Esquirol’s table of causes appears weirdly incomprehensible. The confusion begins with the inaccurate sums. These discrepancies are much diminished, though they do not disappear, if we ignore the first and largest entry on each list: heredity. Flawed arithmetic cannot explain how, in the right-hand column, the figure for heredity (150) exceeds the total for all causes (107). Silently, he must have treated heredity as a different sort of cause from menstrual disorder, advancing age, or apoplexy. Alienists of this era often classified heredity as a “predisposing” cause, which acted only in combination with an “effective” or “triggering” cause. Physicians used the Greek term “diathesis” for susceptibilities linked to bodily constitution, and Esquirol appears to have been thinking in these terms. Although he declined to mark off predisposing causes in his table, he clearly viewed hereditary causation as not quite commensurable with fevers and falls.24
FIGURE 1.3. Étienne Esquirol’s table of physical causes, reworked for his chef d’oeuvre, Des maladies mentales (64). In correcting the arithmetic, he simply added the hereditary cases with other physical causes and thereby effaced his basic distinction between precipitating causes and hereditary ones.
Esquirol’s magnum opus, published in 1838, brought together his many papers and reports. The chapter on insanity added not one unit to his original table. He now made La Salpêtrière into the heading for the left column and inserted mon établissement (my establishment) on the right. In correcting the arithmetic, he set aside issues of incommensurability and simply added in the numbers for heredity, raising the total for his private mental institution from 107 to 264. The revised table thus privileged the logic of addition over the logic of causation, provoking a later German critic to complain of the incoherence of tables whose categories are not mutually exclusive.25
It is unlikely, Esquirol wrote, that the figure for heredity at La Salpêtrière could diverge so widely from that for his private patients. He attributed the discrepancy to indigent women at the hospital who, he said, were unable to supply hereditary information and sometimes did not even know the names of their parents. His paying patients were of quite a different class. It seems that he relied on the patients themselves, even the impoverished women, for much of his causal information. For neither group is there any indication that he followed up with probing questions or investigations to improve his tables.

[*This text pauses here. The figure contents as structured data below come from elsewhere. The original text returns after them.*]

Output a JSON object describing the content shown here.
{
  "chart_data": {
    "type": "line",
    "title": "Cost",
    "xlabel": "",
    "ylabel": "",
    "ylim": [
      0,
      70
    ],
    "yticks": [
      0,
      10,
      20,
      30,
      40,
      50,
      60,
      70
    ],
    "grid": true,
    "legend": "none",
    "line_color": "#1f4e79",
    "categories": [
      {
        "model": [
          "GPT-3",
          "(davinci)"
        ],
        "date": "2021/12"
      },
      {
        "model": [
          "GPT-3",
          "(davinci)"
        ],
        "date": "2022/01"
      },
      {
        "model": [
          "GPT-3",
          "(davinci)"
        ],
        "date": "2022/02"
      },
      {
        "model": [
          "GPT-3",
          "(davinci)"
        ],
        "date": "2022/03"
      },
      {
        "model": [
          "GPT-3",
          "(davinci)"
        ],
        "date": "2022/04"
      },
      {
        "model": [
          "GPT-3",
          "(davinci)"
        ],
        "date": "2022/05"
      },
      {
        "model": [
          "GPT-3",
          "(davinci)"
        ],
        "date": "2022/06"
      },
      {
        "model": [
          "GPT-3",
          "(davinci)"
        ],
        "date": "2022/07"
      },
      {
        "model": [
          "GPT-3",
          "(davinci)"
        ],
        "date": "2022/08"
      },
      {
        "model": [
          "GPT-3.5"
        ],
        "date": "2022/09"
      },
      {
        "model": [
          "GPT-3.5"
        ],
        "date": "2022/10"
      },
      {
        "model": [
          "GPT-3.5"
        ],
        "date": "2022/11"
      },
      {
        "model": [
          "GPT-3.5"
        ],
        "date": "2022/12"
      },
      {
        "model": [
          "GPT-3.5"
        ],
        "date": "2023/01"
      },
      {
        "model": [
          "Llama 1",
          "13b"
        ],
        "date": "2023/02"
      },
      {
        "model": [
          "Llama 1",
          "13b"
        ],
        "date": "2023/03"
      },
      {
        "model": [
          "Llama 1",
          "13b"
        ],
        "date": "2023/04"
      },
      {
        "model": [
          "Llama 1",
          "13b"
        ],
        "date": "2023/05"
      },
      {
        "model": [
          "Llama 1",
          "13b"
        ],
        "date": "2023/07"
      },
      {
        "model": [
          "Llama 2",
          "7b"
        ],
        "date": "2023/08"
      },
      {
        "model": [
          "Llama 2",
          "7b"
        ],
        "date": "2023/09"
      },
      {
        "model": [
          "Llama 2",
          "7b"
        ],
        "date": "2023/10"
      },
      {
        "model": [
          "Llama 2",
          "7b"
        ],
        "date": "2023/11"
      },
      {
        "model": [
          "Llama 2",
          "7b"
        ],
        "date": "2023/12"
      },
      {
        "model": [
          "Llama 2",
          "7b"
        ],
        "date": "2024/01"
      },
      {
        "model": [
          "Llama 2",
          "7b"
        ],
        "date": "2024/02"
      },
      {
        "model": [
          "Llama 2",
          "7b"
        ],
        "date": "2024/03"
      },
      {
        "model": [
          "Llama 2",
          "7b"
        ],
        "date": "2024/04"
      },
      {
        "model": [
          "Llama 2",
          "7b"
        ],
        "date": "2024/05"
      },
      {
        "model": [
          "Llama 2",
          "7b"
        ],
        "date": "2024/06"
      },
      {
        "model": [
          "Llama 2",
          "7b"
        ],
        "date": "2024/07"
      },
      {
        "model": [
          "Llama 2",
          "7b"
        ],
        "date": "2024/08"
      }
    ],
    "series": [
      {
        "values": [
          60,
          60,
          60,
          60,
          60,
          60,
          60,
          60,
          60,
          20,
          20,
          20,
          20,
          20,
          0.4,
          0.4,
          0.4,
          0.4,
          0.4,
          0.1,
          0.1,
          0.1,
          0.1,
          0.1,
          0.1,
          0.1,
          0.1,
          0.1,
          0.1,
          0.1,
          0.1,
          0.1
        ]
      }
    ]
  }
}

The numbers would always be imperfect. The true importance of hereditary causation, he declared, must exceed what the tables show. Yet it was already at the top of his list. He concluded his 1835 report on the Charenton Hospital: “Of all illnesses, mental alienation is the most eminently hereditary.”26
Nineteenth-century asylum figures on heredity were usually put forth as if anchored in raw data concerning diagnosable conditions of patients and their families. Both Esquirol’s original tables and the revised ones reveal tensions between his understanding of hereditary causation and the requirement to work arithmetically with data as he received it. The discourse of heredity, unalterably numerical, was structured by tabular forms and numerical reasoning. Although this emphasis was sometimes interwoven with questions about objects and processes of heredity, the prime mover here was data practices.